Village de Séraphin
- Established: 1967
- Dissolved: May 30, 1999
- Location: 300-350, rue Séraphin Sainte-Adèle, Quebec, Canada
- Coordinates: 45°58′21″N 74°09′59″W﻿ / ﻿45.97250°N 74.16639°W
- Type: Living museum

= Village de Séraphin =

The Village de Séraphin is a former Canadian open-air museum inspired by the television drama Les Belles Histoires des pays d'en haut, with more than eighteen houses to visit, located from to , rue Séraphin in Sainte-Adèle.

==History==
In 1965, Fernand Montplaisir, a pharmacist from Sainte-Adèle, bought land where Claude-Henri Grignon had located the house of Séraphin Poudrier, to build the Village de Séraphin. For $50,000, he obtained the rights to use the characters of Claude-Henri Grignon.

The Village de Séraphin was inaugurated in 1967, with initially eight post-and-plank houses bought in the vicinity of Sainte-Adèle and rebuilt in the village. In this first season, more than 100,000 people visited the place.

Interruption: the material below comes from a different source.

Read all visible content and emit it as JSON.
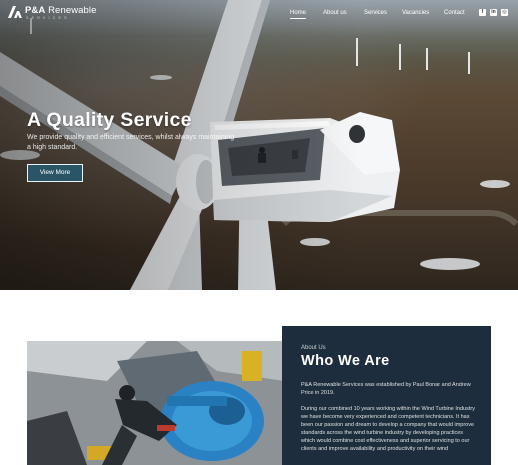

In 1977, the Village de Séraphin had 17 houses to visit.

Fernand Montplaisir inaugurated in 1983 a new park called Pays des Merveilles, located near the site of the Village de Séraphin.

In the mid-1980s, the château de la riche héritière was built, bringing the number to eighteen houses to visit.

Following the death of her husband Fernand Montplaisir in January 1998, Thérèse Montplaisir tried to sell the village, but without success.

On May 30, 1999, the Village de Séraphin was opened to the public for the last time and sold at auction.